The ability to experience color can help us in a variety of ways. Colours convey meaning, connect, communicate functions, and help us to distinguish information.

Color conveys meaning

For example: red implies danger, or the need to pay attention, it can communicate that we should “stop”, whereas green communicates the opposite, and let’s us know that we can “go”, and that something is safe to proceed. Colours are also associated with emotional states. For example a smiley that is green conveys the feeling of being sick, or blue conveys the feeling of being sad.

Colors connect

When using colors across a displays of information, readers can assume that the information is associated with each other, grouped or related in some way. In this way it is possible to create groups that are not located next to each other but are rather distributed across an area of thematically different pieces of information. For example a geographic area could be color encoded across different displays and provide insights into this geographic area with different perspectives and foci.

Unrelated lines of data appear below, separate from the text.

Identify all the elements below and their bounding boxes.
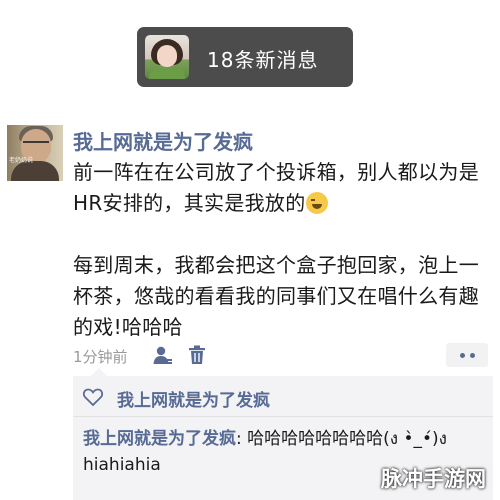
post-meta-row: 1分钟前 [73,343,493,367]
comment-user-name[interactable]: 我上网就是为了发疯 [83,429,236,449]
comment-separator: : [236,429,248,449]
post-author-avatar[interactable]: 老奶奶说 [7,125,63,181]
post-paragraph-2: 每到周末，我都会把这个盒子抱回家，泡上一杯茶，悠哉的看看我的同事们又在唱什么有趣… [73,253,479,339]
post-time: 1分钟前 [73,348,128,366]
post-author-name[interactable]: 我上网就是为了发疯 [73,126,253,155]
trash-icon[interactable] [188,345,206,365]
avatar-tag: 老奶奶说 [9,157,34,164]
post-content: 前一阵在在公司放了个投诉箱，别人都以为是HR安排的，其实是我放的 每到周末，我都… [73,157,493,343]
like-user-name[interactable]: 我上网就是为了发疯 [117,386,270,411]
new-messages-banner[interactable]: 18条新消息 [137,27,353,87]
laughing-face-icon [305,192,328,214]
post-paragraph-1: 前一阵在在公司放了个投诉箱，别人都以为是HR安排的，其实是我放的 [73,160,479,215]
notification-avatar [145,35,189,79]
user-icon[interactable] [153,345,173,365]
heart-icon [83,388,103,406]
likes-divider [73,416,493,417]
site-watermark: 脉冲手游网 [381,467,486,491]
more-icon[interactable] [446,343,488,367]
new-messages-count: 18条新消息 [207,48,319,72]
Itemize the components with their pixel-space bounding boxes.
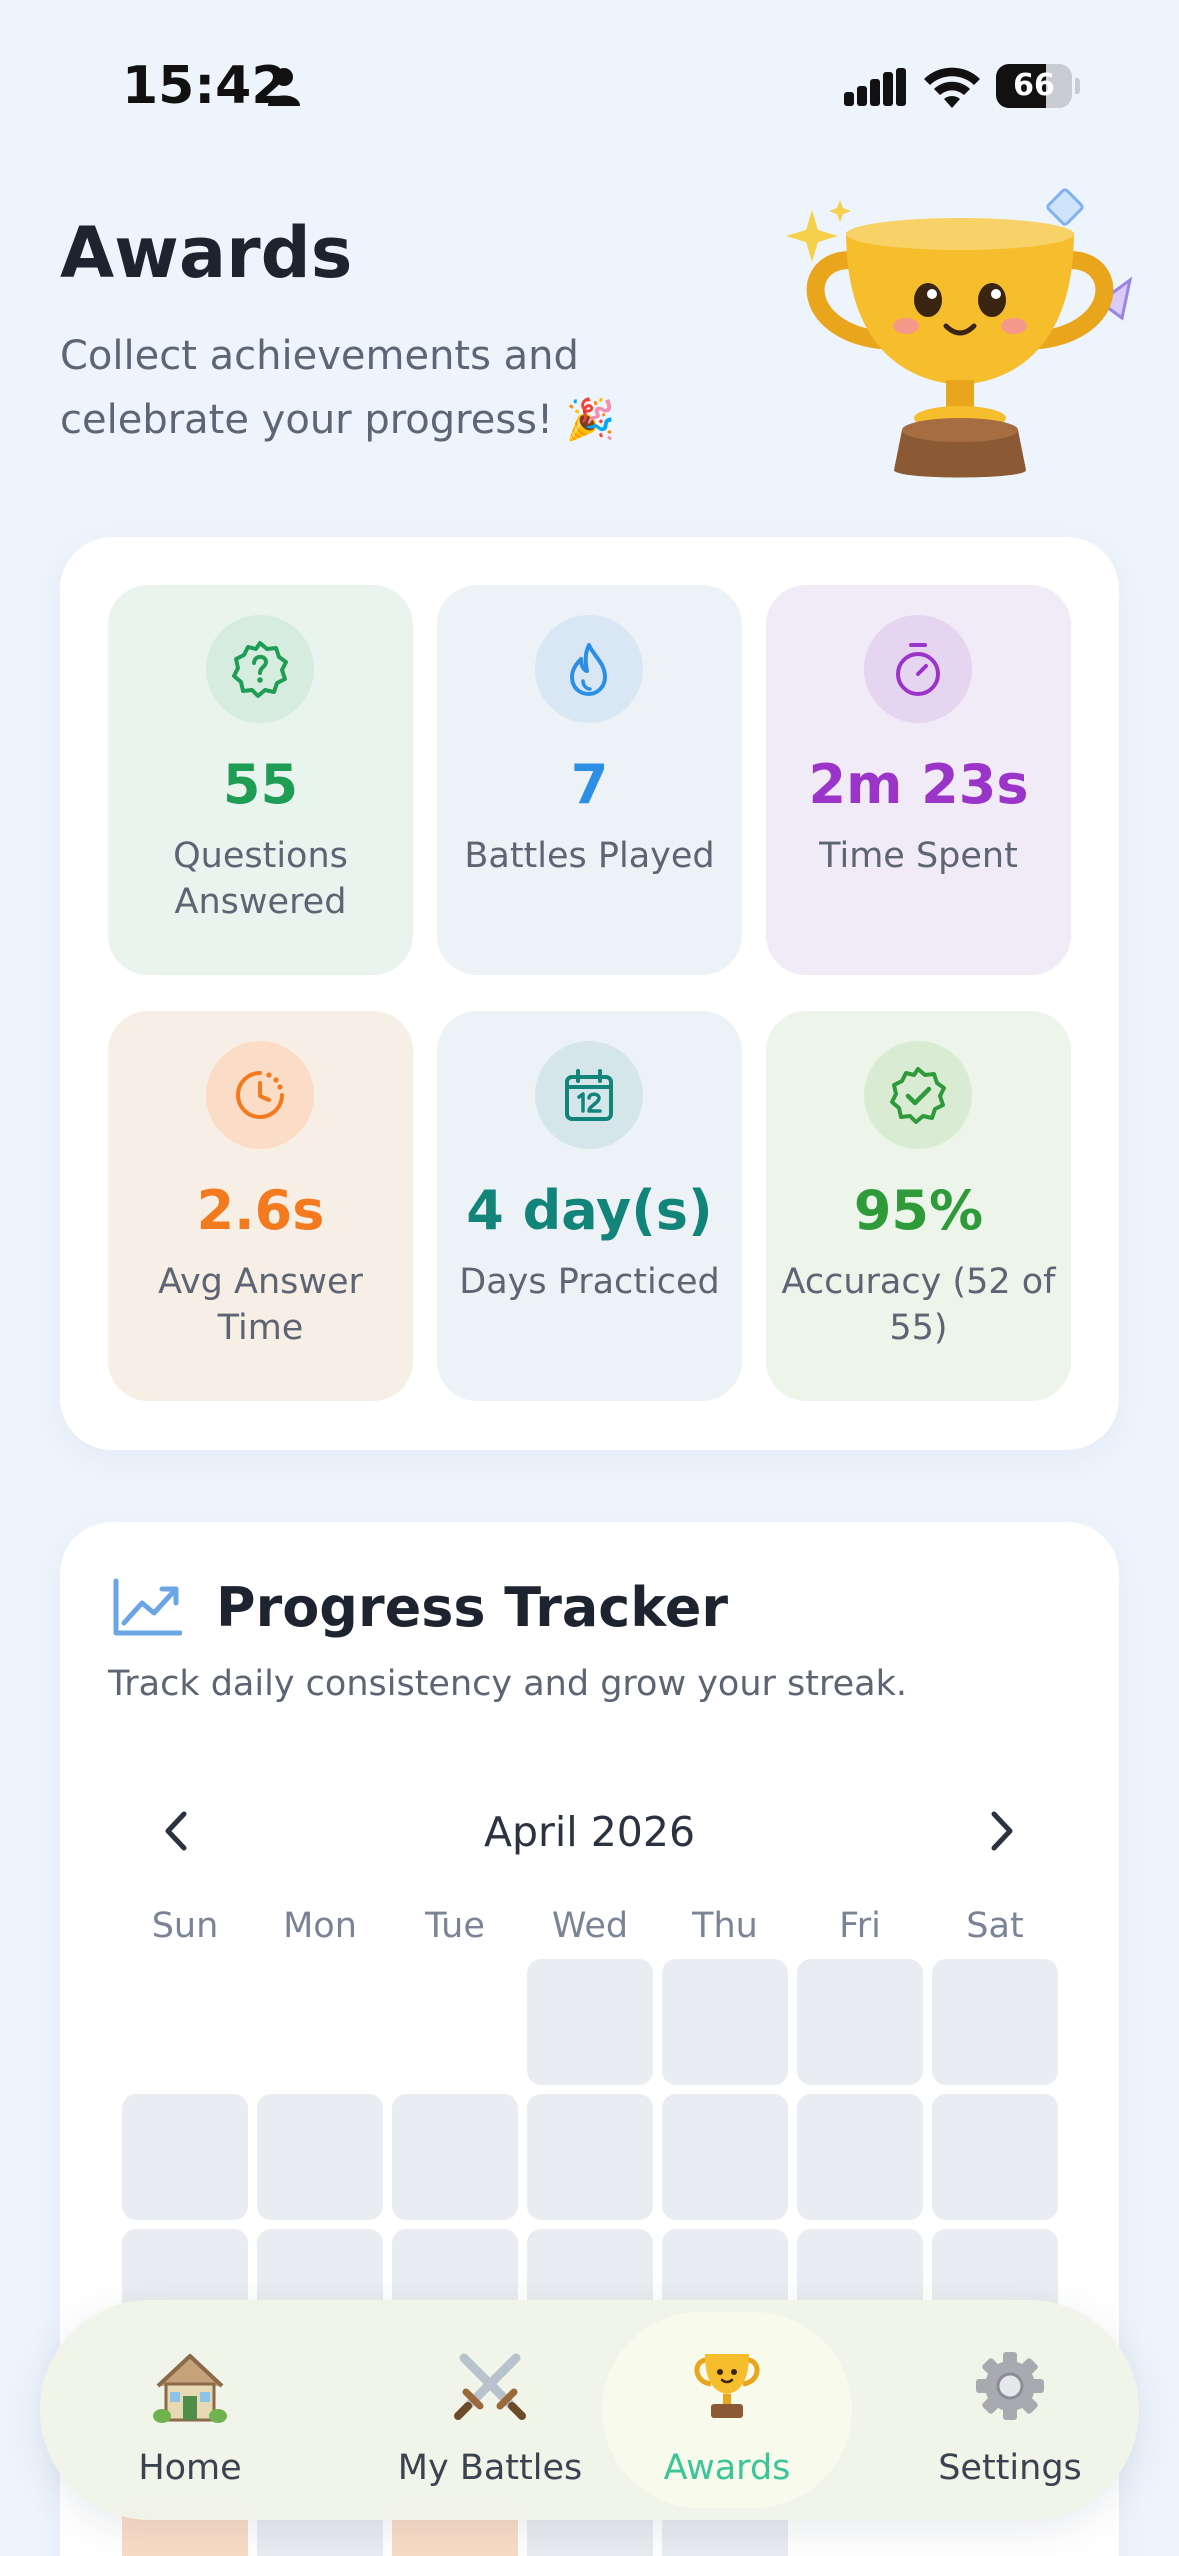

Colors communicate functions

Similar to meaning, colors can indicate states and help us understand whether something is ready to proceed with, or whether something requires additional attention. This can be used in combination with gauges where areas encoded with red or yellow can give a clear indication as of the state of a certain function.

Visual segregation

Conor helps us to distinguish pieces of information from each other and isolate information from other visual displays. When combining colors across displays for various pieces of information this should be taken into account.